In recent years, optical sensor was also proposed for urea sensing. Martelet and Jaffrezic-Renault’s team investigated the urea sensor based on ISFETs (ion selective field effect transistors). Rajesh et al. synthesized polypyrrole-based copolymer, poly(N-3-aminopropyl pyrrole-copyrrole) with urease for the amperometric detection of urea. The response time was very short and the electrode stability could last for 2 months. Other than the conducting polymer materials, the film for the immobilization of urease could also be polyethylenimine and chitosan. Besides of the conducting polymer matrix, inorganic oxide matrix was used to entrap the urease. Additionally, Sahney et al. applied sol-gel such as TMOS for the immobilization of urease to detect urea from the blood samples. The microfluid system was further investigated for the multi-detection of ammonia, creatinine and urea. In recent years, nanotechnology was also incorporated with these biosensors. Polypyrrole film was fabricated onto the TiO2 electrode first, it then was followed by the modification of polypyrrole film with bovine serum albumin (BSA). The formation of peptide bonds was developed between BSA and urease, thus, the covalent bond could make the urease firmly immobilized onto the electrode. Very recently, Si/SiO2/Si3N4 electrode was designed for the Chemical field effect capacitance (ChemFEC) device. Polypyrrole film was then coated onto the electrode by the avidin-biotin affinity. Afterwards, the urease was immobilized onto the film via the ligation with subiotin. Hence, the sensing of urea could be performed from the capacity-potential measurement. There are researches emphasized on different aspects. In this work, the charge density was considered to be an important factor for the electropolymerization. Polypyrrole was used as the matrix to entrap urease because of its superior electro-conducting property. Carbon paper was used because of its fibrous structure for better immobilization and fixation of polymer matrix as well as urease enzyme. Performance of the immobilized urease electrode was also evaluated from the aspects such as sensitivity, stability, and reusability.
2. Results and discussion
2.1. SEM observation of the surface morphology
Fig. 1(a) is the SEM photograph in 60,000 folds for the morphology of the carbon paper covered with polypyrrole tubes and Fig. 1(b) is the one in 10,000 folds for the surface condition of urease/polypyrrole/carbon paper. The smaller photo in Fig. 1(b) for comparison is the surface morphology of the carbon paper in 500 folds but in a larger area distributed with fibrous matrix. Further immobilization of urease into the polymer matrix, the short polypyrrole tubes (Fig. 1(a) and (b) of Supplementary data) are no longer observed. It is believed that the difference in morphology with and without urease is not really due to the embedding of enzyme but rather the coverage of the thicker polymer film. In our work, the uniformly oriented polypyrrole cylindrical tubes were inspected (Fig. 1(a)) and such morphology was never observed from the literature before. The uniform shape of the grown polypyrrole could be correlated to the good performance of the immobilized urease electrode prepared in this work. (Other photos such as the surfaces of the carbon paper and polypyrrole coated carbon paper enlarged 10,000 folds are provided as Fig. 1(a) and (b) of Supplementary data.)

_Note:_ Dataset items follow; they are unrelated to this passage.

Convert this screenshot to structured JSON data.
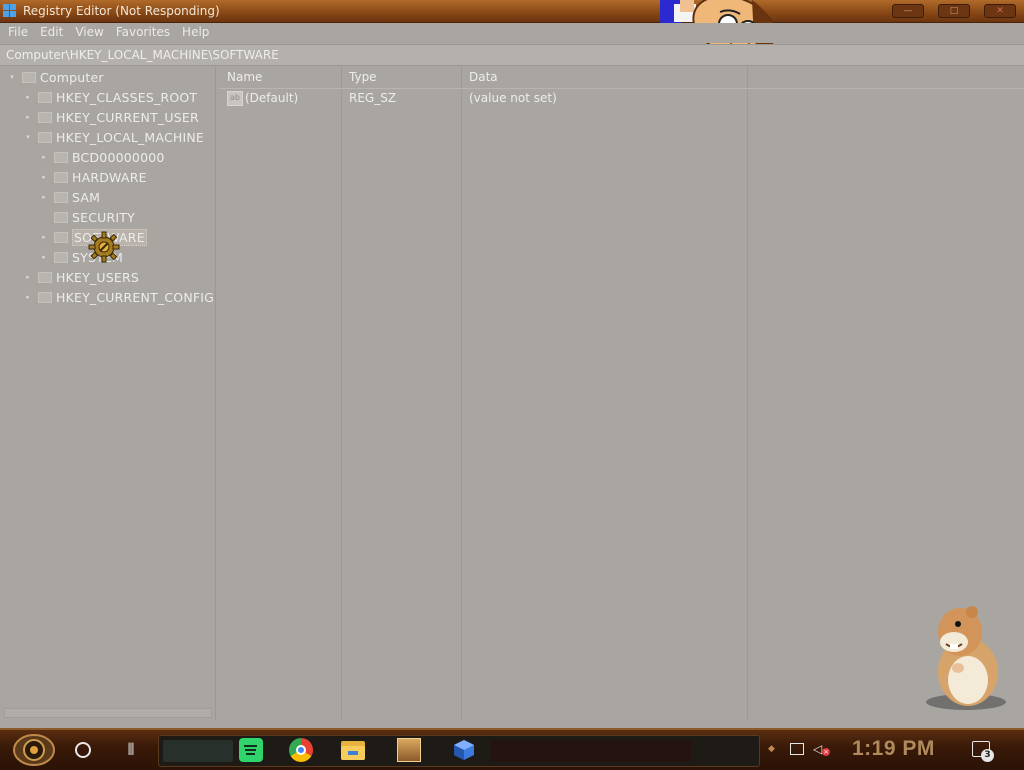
{
  "window": {
    "title": "Registry Editor (Not Responding)",
    "controls": {
      "minimize": "—",
      "maximize": "□",
      "close": "✕"
    }
  },
  "menu": [
    "File",
    "Edit",
    "View",
    "Favorites",
    "Help"
  ],
  "address": "Computer\\HKEY_LOCAL_MACHINE\\SOFTWARE",
  "tree": [
    {
      "label": "Computer",
      "level": 0,
      "expanded": true
    },
    {
      "label": "HKEY_CLASSES_ROOT",
      "level": 1,
      "expanded": false
    },
    {
      "label": "HKEY_CURRENT_USER",
      "level": 1,
      "expanded": false
    },
    {
      "label": "HKEY_LOCAL_MACHINE",
      "level": 1,
      "expanded": true
    },
    {
      "label": "BCD00000000",
      "level": 2,
      "expanded": false
    },
    {
      "label": "HARDWARE",
      "level": 2,
      "expanded": false
    },
    {
      "label": "SAM",
      "level": 2,
      "expanded": false
    },
    {
      "label": "SECURITY",
      "level": 2,
      "expanded": false,
      "noarrow": true
    },
    {
      "label": "SOFTWARE",
      "level": 2,
      "expanded": false,
      "selected": true
    },
    {
      "label": "SYSTEM",
      "level": 2,
      "expanded": false
    },
    {
      "label": "HKEY_USERS",
      "level": 1,
      "expanded": false
    },
    {
      "label": "HKEY_CURRENT_CONFIG",
      "level": 1,
      "expanded": false
    }
  ],
  "columns": {
    "name": "Name",
    "type": "Type",
    "data": "Data"
  },
  "values": [
    {
      "icon": "ab",
      "name": "(Default)",
      "type": "REG_SZ",
      "data": "(value not set)"
    }
  ],
  "taskbar": {
    "time": "1:19 PM",
    "notification_count": "3",
    "pinned": [
      "cortana-icon",
      "task-view-icon",
      "spotify-icon",
      "chrome-icon",
      "file-explorer-icon",
      "game-box-icon",
      "cube-app-icon"
    ]
  },
  "colors": {
    "titlebar": "#8a4a16",
    "window_bg": "#a9a6a2",
    "taskbar": "#2a1206",
    "clock": "#b08a5c"
  }
}
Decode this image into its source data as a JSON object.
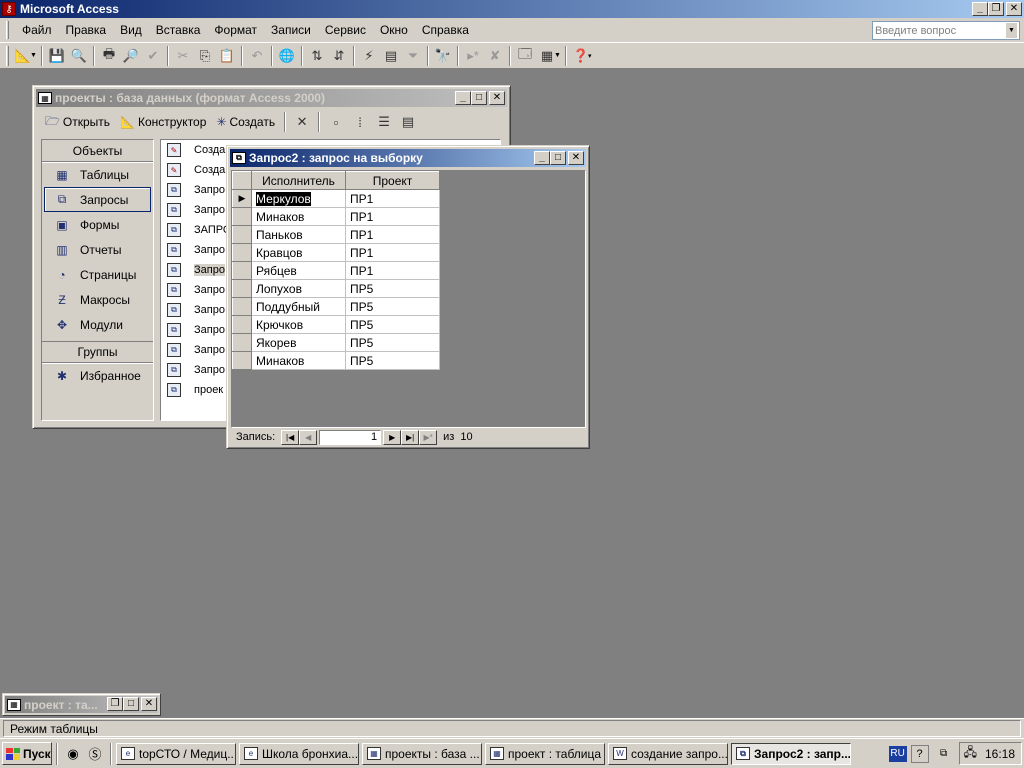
{
  "app": {
    "title": "Microsoft Access"
  },
  "menu": [
    "Файл",
    "Правка",
    "Вид",
    "Вставка",
    "Формат",
    "Записи",
    "Сервис",
    "Окно",
    "Справка"
  ],
  "help_box": {
    "placeholder": "Введите вопрос"
  },
  "db_window": {
    "title": "проекты : база данных (формат Access 2000)",
    "toolbar": {
      "open": "Открыть",
      "design": "Конструктор",
      "create": "Создать"
    },
    "objects_header": "Объекты",
    "objects": [
      {
        "label": "Таблицы",
        "icon": "table-icon"
      },
      {
        "label": "Запросы",
        "icon": "query-icon"
      },
      {
        "label": "Формы",
        "icon": "form-icon"
      },
      {
        "label": "Отчеты",
        "icon": "report-icon"
      },
      {
        "label": "Страницы",
        "icon": "page-icon"
      },
      {
        "label": "Макросы",
        "icon": "macro-icon"
      },
      {
        "label": "Модули",
        "icon": "module-icon"
      }
    ],
    "groups_header": "Группы",
    "groups": [
      {
        "label": "Избранное",
        "icon": "favorites-icon"
      }
    ],
    "items": [
      "Созда",
      "Созда",
      "Запро",
      "Запро",
      "ЗАПРО",
      "Запро",
      "Запро",
      "Запро",
      "Запро",
      "Запро",
      "Запро",
      "Запро",
      "проек"
    ]
  },
  "query_window": {
    "title": "Запрос2 : запрос на выборку",
    "columns": [
      "Исполнитель",
      "Проект"
    ],
    "rows": [
      [
        "Меркулов",
        "ПР1"
      ],
      [
        "Минаков",
        "ПР1"
      ],
      [
        "Паньков",
        "ПР1"
      ],
      [
        "Кравцов",
        "ПР1"
      ],
      [
        "Рябцев",
        "ПР1"
      ],
      [
        "Лопухов",
        "ПР5"
      ],
      [
        "Поддубный",
        "ПР5"
      ],
      [
        "Крючков",
        "ПР5"
      ],
      [
        "Якорев",
        "ПР5"
      ],
      [
        "Минаков",
        "ПР5"
      ]
    ],
    "nav": {
      "label": "Запись:",
      "current": "1",
      "of_label": "из",
      "total": "10"
    }
  },
  "minimized_window": {
    "title": "проект : та..."
  },
  "status": {
    "text": "Режим таблицы"
  },
  "taskbar": {
    "start": "Пуск",
    "tasks": [
      {
        "label": "topСТО / Медиц...",
        "active": false
      },
      {
        "label": "Школа бронхиа...",
        "active": false
      },
      {
        "label": "проекты : база ...",
        "active": false
      },
      {
        "label": "проект : таблица",
        "active": false
      },
      {
        "label": "создание запро...",
        "active": false
      },
      {
        "label": "Запрос2 : запр...",
        "active": true
      }
    ],
    "lang": "RU",
    "time": "16:18"
  }
}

 Fig. 1. SEM photographs of the surface morphology of (a) polypyrrole nanotube/ carbon paper (×60,000); (b) urease/polypyrrole/carbon paper (×10,000).
2.2. Effect of scanning rate on the electropolymerization of the immobilized layer for the potentiometric response
Cyclic voltammetric electropolymerization was applied to fabricate the immobilized urease polypyrrole film onto the carbon paper working electrode. The charge density through the surface of the urease/polypyrole/carbon paper (CP) working electrode was controlled approximately at 8 mC/cm2. The cyclic voltammograms obtained from these scanning rates are shown in Fig. 2. Largest response current in the profile occurred at a scanning rate of 70 mV/s. This could be due to the charging rate of the CP working electrode during the preparation of urease/polypyrrole layer. To operate under a faster scanning rate corresponded to a faster charging rate. Therefore, it would cause the positive charges escape from the surface of the electrode much easily. As a result, the pyrrole monomer would receive the positive charges for oxidation much readily. Therefore, the peak of the oxidization current during the electropolymerization became larger. Significant oxidation peak was observed at a high potential of around 1.3 V. To operate with a lower scanning rate, the peak moved away from 1.3 V and towards a lower potential. The peak occurred around 1.3 V was believed to be caused by the oxidation of pyrrole. The electrodes thus prepared were further used to measure the urea concentration of 1.0 mM. The results are plotted in Fig. 2. Since the charge density for the electropolymerization was intentionally controlled the same, the effect from different scanning rates but with the same charge density should be almost the same and the measured data also appeared this way.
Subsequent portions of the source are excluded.